Duas novas pesquisas indicam vantagem de Lula nas eleições

Futura/Apex e CNT confirmam liderança nacional. Real Time Big Data mostra o quadro em São Paulo

Por Beatriz Cicci

Para analista, mais que bom momento de Lula, mau momento de Flávio

Duas novas pesquisas publicadas nesta terça-feira (16) voltam a confirmar a vantagem do presidente Luiz Inácio Lula da Silva (PT) neste momento da corrida eleitoral.

A pesquisa Futura/Apex segue os levantamentos da pesquisa BTG/Nexus desta segunda-feira (15) que, pela primeira vez este ano, mostrou a aprovação de Lula maior que a desaprovação em 2026.

A aprovação do governo vinha diminuindo desde fevereiro.
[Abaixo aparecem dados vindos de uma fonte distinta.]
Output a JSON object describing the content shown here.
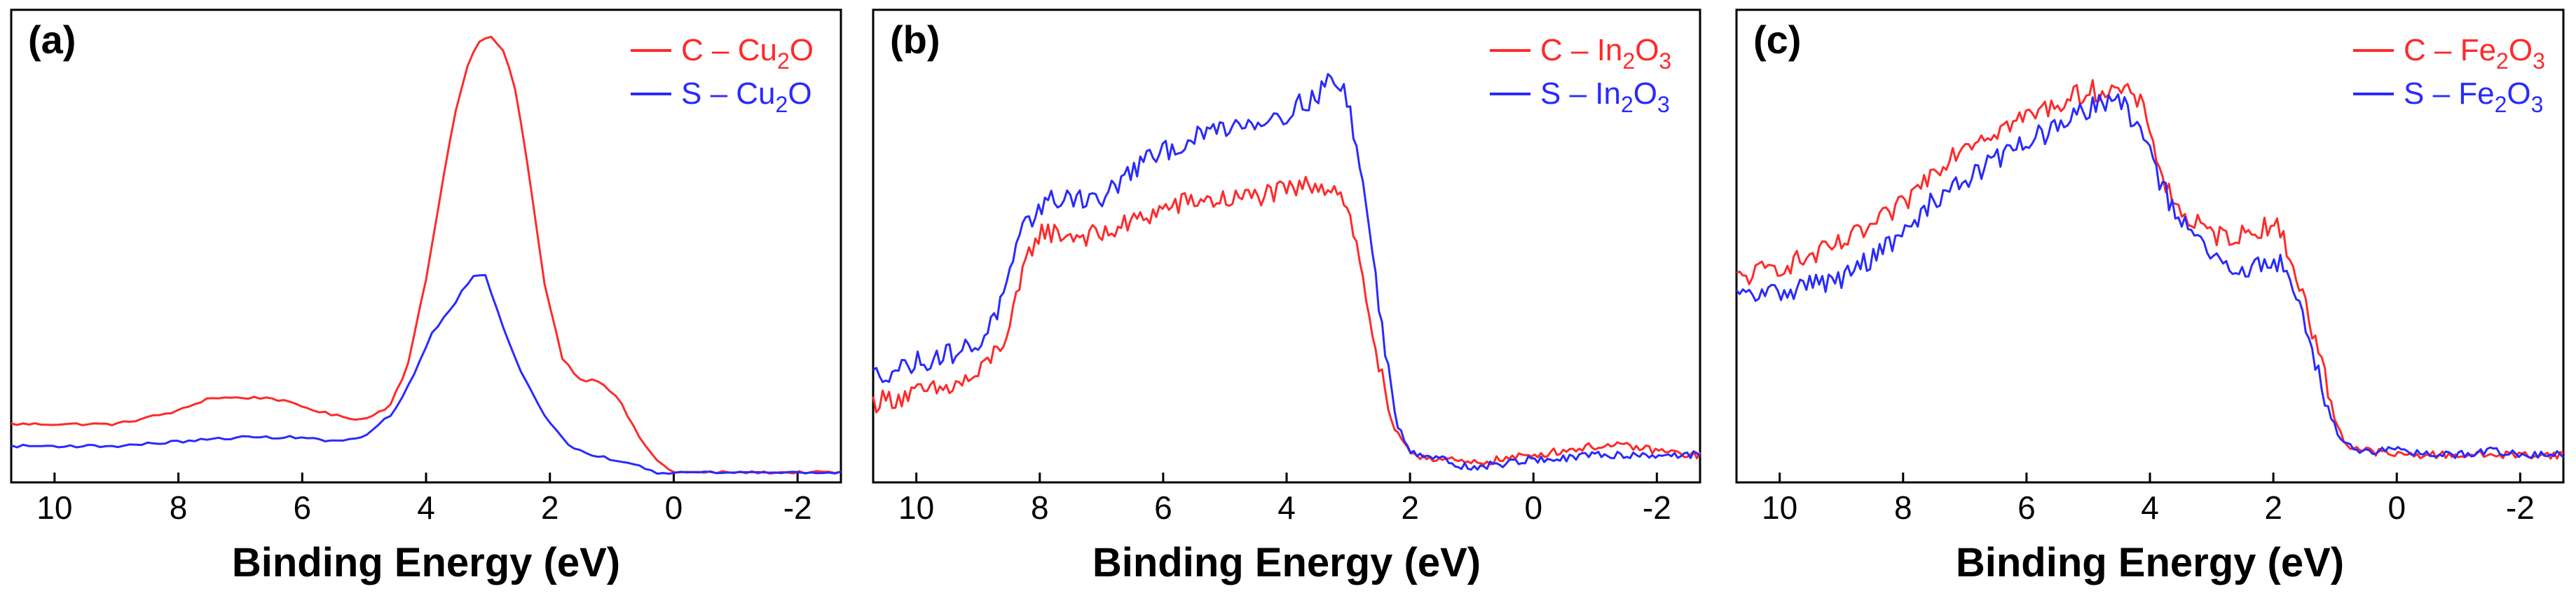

Em maio, se encontrava em 44.9%, com uma desaprovação de 51.8%. Porém, as análises mais recentes indicam uma mudança nesta tendência. De maio a junho, a desaprovação de Lula caiu de 49.6% para 47.7% e a aprovação aumentou quase cinco pontos percentuais, para 49.6%.

A Futura/Apex revela um aumento de pessoas que consideram o governo “ótimo ou bom” (de 37.5% para 41.4%) e uma queda entre aqueles que o veem como “ruim ou péssimo” (de 51.8% para 47.7%).
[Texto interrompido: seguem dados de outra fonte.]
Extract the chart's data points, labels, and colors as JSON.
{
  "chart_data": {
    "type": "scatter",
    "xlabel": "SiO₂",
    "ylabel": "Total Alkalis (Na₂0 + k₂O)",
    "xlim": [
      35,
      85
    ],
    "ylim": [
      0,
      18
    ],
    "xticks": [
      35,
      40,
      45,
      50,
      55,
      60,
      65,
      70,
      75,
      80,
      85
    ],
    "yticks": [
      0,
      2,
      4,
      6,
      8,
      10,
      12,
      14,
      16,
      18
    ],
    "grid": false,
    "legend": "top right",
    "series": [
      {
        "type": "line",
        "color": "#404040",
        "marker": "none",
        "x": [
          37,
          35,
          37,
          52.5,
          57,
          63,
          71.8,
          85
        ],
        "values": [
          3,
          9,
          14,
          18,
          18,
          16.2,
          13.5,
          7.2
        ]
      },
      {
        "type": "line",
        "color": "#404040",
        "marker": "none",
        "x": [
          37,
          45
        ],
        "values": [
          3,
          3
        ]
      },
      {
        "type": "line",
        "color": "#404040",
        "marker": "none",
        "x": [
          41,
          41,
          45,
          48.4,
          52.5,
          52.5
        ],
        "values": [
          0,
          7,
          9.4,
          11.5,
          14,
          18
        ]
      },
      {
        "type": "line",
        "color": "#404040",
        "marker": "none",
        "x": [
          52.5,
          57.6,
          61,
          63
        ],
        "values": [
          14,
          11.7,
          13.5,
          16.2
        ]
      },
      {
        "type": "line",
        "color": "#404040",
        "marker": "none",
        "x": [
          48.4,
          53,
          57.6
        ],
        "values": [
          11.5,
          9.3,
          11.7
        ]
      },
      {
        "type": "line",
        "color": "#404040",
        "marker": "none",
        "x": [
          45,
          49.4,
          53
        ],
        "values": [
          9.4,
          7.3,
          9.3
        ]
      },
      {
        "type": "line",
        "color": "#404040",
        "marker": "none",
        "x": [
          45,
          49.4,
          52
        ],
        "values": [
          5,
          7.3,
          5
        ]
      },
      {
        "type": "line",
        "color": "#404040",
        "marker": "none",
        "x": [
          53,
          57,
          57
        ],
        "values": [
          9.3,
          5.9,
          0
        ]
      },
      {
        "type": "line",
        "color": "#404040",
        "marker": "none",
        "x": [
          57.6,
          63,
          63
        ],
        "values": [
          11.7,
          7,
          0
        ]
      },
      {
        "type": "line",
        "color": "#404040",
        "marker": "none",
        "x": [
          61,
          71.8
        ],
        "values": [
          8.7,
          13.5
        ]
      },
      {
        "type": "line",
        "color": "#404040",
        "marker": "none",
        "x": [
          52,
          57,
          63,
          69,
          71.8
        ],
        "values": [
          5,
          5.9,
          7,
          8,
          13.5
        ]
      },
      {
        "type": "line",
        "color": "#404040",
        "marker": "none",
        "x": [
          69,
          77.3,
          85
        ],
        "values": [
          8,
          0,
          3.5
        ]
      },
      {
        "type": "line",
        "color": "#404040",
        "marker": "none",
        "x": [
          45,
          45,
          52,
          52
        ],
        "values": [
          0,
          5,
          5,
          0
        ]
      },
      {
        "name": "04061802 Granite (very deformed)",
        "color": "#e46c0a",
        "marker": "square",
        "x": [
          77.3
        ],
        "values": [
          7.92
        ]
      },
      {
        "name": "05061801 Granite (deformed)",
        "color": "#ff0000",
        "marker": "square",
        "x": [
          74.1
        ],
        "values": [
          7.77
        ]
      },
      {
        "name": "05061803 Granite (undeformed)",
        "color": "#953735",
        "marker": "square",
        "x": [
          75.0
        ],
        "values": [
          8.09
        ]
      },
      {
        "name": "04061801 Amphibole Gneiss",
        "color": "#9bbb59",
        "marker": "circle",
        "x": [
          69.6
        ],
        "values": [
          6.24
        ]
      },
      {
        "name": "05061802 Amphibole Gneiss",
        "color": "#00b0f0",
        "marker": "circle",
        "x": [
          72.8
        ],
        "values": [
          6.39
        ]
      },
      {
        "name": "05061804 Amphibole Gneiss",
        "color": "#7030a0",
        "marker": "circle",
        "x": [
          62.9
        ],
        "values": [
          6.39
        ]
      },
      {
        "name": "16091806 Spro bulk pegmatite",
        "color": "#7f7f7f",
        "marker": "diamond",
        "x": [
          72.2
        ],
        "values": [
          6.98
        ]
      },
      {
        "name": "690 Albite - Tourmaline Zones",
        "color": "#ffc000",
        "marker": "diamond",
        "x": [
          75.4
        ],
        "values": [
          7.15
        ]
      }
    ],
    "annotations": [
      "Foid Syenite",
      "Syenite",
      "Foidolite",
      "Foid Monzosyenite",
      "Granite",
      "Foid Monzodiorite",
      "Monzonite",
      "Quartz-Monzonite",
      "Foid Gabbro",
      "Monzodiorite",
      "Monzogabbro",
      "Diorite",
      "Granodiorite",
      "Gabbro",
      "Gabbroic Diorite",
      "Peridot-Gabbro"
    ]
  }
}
O mesmo foi visto na 168ª Rodada da Pesquisa CNT de Opinião, que estabeleceu que Lula recebe uma avaliação positiva de 35.3%, e uma negativa de 34.3%. Na espontânea, 34.6% dos respondentes disseram que votariam em Lula no primeiro turno, 19.8% votariam em Flávio – com 32.4% indecisos. Já na estimulada, Lula retêm 41.8% dos votos e Flávio 28.2%, seguido por Ronaldo Caiado (PSD), com 4%, e Romeu Zema (Novo), com 2.8%. Já no segundo turno, Lula supostamente ganharia com 49.3% contra 36.8% de Flávio.
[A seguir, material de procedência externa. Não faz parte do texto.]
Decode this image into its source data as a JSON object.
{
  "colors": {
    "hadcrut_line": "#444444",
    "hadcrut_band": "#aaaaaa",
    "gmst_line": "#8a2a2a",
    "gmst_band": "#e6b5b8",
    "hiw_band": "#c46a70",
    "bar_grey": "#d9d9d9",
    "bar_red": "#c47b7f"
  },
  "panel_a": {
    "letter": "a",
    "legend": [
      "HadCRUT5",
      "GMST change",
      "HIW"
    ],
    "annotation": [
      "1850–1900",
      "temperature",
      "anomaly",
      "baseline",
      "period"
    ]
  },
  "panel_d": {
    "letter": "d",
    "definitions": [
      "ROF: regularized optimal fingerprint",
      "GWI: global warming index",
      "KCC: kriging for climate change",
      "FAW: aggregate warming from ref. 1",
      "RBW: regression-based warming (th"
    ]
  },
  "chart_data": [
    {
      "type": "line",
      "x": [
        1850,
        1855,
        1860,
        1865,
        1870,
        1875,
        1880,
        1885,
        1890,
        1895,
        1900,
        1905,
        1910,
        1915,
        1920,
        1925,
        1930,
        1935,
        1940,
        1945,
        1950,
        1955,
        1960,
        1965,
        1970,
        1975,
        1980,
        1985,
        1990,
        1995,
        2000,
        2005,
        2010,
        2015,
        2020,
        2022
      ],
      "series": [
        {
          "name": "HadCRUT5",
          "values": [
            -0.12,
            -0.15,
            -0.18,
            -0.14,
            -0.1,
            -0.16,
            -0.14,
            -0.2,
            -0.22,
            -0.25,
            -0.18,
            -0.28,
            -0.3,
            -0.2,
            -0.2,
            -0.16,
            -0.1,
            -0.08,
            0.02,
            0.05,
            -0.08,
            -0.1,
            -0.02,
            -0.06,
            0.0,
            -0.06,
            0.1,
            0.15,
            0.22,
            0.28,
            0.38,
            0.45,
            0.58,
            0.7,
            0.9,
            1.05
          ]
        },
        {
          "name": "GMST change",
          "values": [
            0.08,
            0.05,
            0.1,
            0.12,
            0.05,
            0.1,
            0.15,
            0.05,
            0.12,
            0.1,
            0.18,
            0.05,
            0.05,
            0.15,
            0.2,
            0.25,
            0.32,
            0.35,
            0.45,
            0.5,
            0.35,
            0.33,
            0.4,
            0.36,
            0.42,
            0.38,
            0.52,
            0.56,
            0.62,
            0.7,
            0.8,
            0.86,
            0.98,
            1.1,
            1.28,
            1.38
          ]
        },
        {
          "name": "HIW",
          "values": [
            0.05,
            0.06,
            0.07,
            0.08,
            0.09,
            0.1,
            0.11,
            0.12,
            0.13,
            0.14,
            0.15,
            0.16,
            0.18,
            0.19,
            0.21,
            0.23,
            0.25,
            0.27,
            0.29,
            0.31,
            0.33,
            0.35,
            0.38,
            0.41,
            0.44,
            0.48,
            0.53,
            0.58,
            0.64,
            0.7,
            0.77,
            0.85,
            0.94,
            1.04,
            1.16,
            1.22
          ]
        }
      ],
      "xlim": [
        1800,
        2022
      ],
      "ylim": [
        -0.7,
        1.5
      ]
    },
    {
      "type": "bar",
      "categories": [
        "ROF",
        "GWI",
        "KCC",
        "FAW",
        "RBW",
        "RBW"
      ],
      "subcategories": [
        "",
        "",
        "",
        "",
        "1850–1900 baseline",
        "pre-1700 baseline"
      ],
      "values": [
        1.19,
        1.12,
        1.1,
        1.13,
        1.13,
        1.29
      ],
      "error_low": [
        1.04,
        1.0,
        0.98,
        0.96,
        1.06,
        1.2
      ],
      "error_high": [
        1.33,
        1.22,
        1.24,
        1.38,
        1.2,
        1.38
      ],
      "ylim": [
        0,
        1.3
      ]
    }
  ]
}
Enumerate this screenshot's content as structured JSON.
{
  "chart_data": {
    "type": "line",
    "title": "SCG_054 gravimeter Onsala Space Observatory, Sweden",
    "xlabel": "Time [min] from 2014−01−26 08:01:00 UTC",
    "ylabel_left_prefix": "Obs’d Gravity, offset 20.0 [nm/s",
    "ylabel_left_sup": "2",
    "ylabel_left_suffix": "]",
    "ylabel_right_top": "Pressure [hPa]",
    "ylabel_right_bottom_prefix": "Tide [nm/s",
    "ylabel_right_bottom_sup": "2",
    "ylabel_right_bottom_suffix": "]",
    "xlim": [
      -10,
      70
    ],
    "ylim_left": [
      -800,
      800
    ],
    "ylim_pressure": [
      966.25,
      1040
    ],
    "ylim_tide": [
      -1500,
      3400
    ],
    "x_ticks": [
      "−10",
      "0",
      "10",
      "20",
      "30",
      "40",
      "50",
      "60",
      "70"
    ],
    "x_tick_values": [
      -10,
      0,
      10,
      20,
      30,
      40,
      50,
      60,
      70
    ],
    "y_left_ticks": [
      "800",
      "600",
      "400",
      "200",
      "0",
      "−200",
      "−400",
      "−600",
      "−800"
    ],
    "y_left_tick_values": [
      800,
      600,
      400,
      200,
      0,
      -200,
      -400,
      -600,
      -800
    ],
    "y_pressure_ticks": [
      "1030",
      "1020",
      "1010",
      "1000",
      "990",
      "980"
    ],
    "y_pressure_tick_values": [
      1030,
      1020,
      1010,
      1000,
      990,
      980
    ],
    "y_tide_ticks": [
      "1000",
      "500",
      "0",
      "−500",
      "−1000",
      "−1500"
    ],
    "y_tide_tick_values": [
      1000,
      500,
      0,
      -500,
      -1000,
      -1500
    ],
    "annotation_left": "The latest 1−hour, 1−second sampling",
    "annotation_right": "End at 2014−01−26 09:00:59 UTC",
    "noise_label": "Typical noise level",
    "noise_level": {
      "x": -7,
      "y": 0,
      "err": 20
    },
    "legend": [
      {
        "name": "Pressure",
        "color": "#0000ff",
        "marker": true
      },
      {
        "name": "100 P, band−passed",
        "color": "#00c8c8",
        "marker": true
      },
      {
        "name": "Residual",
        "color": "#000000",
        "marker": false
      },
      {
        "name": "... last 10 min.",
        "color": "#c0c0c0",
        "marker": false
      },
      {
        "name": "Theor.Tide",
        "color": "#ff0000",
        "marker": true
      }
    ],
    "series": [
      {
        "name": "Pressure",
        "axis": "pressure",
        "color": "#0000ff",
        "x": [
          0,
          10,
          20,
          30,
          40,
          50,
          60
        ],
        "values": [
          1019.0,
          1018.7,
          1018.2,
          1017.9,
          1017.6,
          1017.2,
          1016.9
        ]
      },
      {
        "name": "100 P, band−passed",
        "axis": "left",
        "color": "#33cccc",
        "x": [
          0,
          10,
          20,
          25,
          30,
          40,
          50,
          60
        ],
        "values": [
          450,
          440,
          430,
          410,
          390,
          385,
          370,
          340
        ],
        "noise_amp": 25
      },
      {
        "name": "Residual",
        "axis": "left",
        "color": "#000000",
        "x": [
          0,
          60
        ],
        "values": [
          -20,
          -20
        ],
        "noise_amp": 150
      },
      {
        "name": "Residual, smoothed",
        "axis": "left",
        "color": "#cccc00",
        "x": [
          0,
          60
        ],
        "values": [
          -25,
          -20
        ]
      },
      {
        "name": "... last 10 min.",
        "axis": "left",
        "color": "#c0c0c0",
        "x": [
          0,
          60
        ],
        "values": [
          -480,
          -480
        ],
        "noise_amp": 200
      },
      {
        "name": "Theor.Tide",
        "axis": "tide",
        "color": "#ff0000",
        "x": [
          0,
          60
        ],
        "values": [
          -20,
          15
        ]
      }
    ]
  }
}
A pesquisa Futura/Apex também apresentou dez cenários de segundo turno, indicando que Lula ganharia contra todos os pré-candidatos. Contra Flávio, sairia à frente com seis pontos percentuais – 49.1% contra 42.9%. Na disputa com os outros candidatos, Lula está ainda mais consolidado, com uma vantagem de pelo menos 8 p.p. contra todos eles. Considerando a margem de erro de 2.2 p.p., ambas as pesquisas estabelecem uma tendência favorável à reeleição de Lula.

São Paulo

Em contraste, a pesquisa Real Time Big Data revelou que Flávio tem a maioria das intenções de voto no estado de São Paulo. De acordo com o levantamento, Flávio ganharia um eventual segundo turno contra Lula – com 47% dos votos contra 44.1%. São Paulo, com seus 34.6 milhões de votos, é um território estratégico. Porém, a diferença entre os dois não constitui uma grande vantagem, o que pode vir a ser problemático para Flávio, que terá que compensar por isso em outros estados.

Segundo o analista e cientista político André Pereira César, desaprovação a qualquer governo é uma coisa estrutural. Assim, o aumento numérico na aprovação de Lula é mais uma mudança simbólica do que o resultado de algum movimento específico. Para César, o que essas novas pesquisas evidenciam é a segurança de Lula, não só como governo mas figura pessoal.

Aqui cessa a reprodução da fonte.